退職金制度を設けた場合は、労働条件の一つとなりますので、労働基準法第15条の労働条件の明示の明示事項となりますし、就業規則(退職金規程という別規程でもかまいません)にも記載する必要があります。
退職金制度を導入する場合、退職金の支給額の計算方法も会社で決めることができます。「中小企業の賃金・退職金事情(平成30年版)」によれば、退職一時金の算出方法でもっとも多い(44%)のは、「退職金算定基礎額×支給率」です。また、「退職金算定基礎額」は「退職時の基本給」としているところが38.1%、「退職時の基本給×一定率」としているところが32.7%であり、退職時の基本給を元にしている企業が多くなっています。
こうした退職金の計算方法は、従業員側から見ると、やめる時の高い給与を元に計算されるのでよいのですが、企業側から見た場合には、何年、何十年も先に、いついくらの支払いをしなければならないのか確定できず、負担が大きな制度と言えます。
退職金制度を持ちたいけれど、会社の負担を少なくしたいという場合には、中小企業退職金共済(いわゆる中退共)や選択制確定拠出年金の導入を検討してみてはいかがでしょうか。
中退共とは、厚生労働省所管の独立行政法人が運営している退職金制度です。中退共に加入した場合、会社は毎月掛け金を払い、退職があったときには中退共から直接従業員に退職金が払われるため、会社で退職金の積み立てが足りているかどうかなどを考える必要がありません。中退共の注意点としては、原則として従業員全員が加入しなければならないこと、短期間で従業員が辞めてしまった場合には掛け捨てになってしまうことがあること、退職従業員に直接支払われるため、懲戒解雇等でやめてもらう場合にも、退職金の不支給や減額できないことなどがあります。

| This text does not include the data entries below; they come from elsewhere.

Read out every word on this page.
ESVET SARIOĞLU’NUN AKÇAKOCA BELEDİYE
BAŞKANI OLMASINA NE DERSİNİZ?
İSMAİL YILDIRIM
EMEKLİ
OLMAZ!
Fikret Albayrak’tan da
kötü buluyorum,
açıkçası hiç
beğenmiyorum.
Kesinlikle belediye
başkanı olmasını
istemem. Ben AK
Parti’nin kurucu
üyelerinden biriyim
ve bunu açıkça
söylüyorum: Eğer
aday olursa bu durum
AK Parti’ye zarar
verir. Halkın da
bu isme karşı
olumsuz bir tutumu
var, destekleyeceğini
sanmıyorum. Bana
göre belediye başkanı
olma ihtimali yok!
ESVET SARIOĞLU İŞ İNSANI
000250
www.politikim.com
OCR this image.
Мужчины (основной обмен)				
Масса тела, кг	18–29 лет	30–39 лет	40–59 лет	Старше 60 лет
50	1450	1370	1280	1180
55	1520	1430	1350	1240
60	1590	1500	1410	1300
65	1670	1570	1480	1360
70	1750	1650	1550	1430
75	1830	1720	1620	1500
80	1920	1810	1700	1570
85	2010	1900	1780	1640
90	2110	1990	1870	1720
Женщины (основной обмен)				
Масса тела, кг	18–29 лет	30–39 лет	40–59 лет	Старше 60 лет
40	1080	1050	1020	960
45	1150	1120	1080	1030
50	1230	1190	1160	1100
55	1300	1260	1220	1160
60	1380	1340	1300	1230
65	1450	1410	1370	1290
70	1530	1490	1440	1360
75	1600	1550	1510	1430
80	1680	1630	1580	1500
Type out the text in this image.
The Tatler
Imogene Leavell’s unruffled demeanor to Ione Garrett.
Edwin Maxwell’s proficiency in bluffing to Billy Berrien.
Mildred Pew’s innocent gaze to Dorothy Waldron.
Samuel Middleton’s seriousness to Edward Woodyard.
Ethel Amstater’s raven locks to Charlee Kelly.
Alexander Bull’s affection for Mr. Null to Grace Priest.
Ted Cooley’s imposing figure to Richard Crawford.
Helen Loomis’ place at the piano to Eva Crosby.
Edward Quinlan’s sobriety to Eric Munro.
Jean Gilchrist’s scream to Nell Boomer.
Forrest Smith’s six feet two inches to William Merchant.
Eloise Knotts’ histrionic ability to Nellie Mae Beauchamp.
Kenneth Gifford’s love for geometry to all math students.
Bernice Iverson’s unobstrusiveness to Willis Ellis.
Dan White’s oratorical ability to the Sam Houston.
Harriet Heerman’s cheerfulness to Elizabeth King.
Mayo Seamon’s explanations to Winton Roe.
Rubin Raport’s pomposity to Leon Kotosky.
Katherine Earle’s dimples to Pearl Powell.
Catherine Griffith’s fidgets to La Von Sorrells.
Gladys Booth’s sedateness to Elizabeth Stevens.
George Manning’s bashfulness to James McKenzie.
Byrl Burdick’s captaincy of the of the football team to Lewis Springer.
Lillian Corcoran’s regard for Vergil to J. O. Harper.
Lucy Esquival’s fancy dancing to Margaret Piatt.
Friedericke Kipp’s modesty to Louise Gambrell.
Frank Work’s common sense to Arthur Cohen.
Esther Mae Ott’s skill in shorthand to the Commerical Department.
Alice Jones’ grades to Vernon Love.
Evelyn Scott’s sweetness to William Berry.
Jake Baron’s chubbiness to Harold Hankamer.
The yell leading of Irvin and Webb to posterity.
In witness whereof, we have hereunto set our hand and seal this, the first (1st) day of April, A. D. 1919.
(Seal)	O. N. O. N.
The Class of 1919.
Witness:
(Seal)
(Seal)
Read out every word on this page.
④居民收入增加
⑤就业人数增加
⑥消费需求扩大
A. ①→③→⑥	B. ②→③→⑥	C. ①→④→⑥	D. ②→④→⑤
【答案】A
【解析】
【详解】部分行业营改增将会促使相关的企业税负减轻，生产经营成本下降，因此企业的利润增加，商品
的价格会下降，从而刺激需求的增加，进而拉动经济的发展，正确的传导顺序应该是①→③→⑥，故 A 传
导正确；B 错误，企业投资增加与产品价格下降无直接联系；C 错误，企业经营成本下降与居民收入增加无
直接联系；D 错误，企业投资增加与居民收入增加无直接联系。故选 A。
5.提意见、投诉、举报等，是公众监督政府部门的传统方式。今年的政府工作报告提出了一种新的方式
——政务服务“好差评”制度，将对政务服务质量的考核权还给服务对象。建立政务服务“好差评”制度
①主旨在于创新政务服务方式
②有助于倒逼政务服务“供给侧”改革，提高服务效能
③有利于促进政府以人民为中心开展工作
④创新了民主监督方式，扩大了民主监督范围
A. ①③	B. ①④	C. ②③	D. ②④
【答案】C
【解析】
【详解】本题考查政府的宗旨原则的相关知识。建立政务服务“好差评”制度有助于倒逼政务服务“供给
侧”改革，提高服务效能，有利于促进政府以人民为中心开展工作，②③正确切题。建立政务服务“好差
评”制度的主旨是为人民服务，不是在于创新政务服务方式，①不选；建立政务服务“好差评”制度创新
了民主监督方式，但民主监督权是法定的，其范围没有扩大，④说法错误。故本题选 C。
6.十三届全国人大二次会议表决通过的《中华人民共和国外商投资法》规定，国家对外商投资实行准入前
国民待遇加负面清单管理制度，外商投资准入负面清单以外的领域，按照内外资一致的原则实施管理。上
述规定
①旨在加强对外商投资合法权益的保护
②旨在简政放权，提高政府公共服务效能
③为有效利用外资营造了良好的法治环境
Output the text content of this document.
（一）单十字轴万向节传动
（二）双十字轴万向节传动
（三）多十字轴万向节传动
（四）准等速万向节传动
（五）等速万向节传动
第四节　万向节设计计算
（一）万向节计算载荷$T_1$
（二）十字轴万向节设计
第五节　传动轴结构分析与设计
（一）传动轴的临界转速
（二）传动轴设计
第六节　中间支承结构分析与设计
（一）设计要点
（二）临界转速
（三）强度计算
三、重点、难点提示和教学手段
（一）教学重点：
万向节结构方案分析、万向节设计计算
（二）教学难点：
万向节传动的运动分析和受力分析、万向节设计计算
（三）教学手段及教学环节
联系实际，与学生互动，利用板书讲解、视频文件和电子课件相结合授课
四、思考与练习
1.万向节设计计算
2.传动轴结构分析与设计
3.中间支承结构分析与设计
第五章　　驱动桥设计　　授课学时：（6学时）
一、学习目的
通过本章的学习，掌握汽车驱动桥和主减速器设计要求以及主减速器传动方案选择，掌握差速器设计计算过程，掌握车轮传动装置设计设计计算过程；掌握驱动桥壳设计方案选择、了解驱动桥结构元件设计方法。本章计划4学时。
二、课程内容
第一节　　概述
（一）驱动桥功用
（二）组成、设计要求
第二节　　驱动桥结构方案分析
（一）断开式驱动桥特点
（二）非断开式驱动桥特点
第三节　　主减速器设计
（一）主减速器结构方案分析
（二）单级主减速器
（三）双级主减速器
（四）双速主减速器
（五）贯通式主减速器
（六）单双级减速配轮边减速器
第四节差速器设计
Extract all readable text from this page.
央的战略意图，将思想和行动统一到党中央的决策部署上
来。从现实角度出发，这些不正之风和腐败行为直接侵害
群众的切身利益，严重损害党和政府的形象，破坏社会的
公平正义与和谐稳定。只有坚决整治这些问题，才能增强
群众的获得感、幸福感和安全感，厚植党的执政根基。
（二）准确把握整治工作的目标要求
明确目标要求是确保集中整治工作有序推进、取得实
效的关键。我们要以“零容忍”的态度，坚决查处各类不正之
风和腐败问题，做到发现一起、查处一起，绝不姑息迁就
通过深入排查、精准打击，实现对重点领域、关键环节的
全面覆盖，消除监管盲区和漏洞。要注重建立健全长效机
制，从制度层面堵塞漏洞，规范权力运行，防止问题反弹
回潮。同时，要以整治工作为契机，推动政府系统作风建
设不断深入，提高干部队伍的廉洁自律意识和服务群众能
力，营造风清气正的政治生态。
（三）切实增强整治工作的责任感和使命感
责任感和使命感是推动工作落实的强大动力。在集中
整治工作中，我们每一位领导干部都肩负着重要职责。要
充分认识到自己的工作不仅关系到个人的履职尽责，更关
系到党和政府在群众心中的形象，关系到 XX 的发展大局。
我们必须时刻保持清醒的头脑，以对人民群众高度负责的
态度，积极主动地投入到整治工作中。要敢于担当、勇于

選択制確定拠出年金とは、企業型確定拠出年金の制度の作り方のひとつです。就業規則(給与規程)で確定拠出年金のための新たな手当を設定し、その手当を従業員自身が確定拠出年金の掛金として拠出するか、前払退職金として給与に上乗せして受けとるかの選択を行います。給与の一部を減額して掛金のための手当を設定する方法が一般的であり、従業員の掛金に会社が上乗せの補助を出すことも可能です。この制度を利用すれば、会社が大きな負担をすることなく退職金制度の導入ができます。掛金を拠出した場合は、課税支給給与や社会保険の標準報酬月額の等級が下がるため、税や社会保険料が安くなるというメリットもあります。ただし、社会保険料が安くなる分、将来もらえる年金額は少なくなりますし、出産や傷病で健保から手当をもらう場合には、その支給額も少なくなります。
従業員さんのことを思って、退職金制度をつくろうというお考えは素晴らしいことだと思います。退職金はもちろんよいですが、それだけにこだわらず、給与(毎月の給与や賞与)や福利厚生など、全体としてみて、どのような制度にするのが会社にとってよいのか考えてみてください。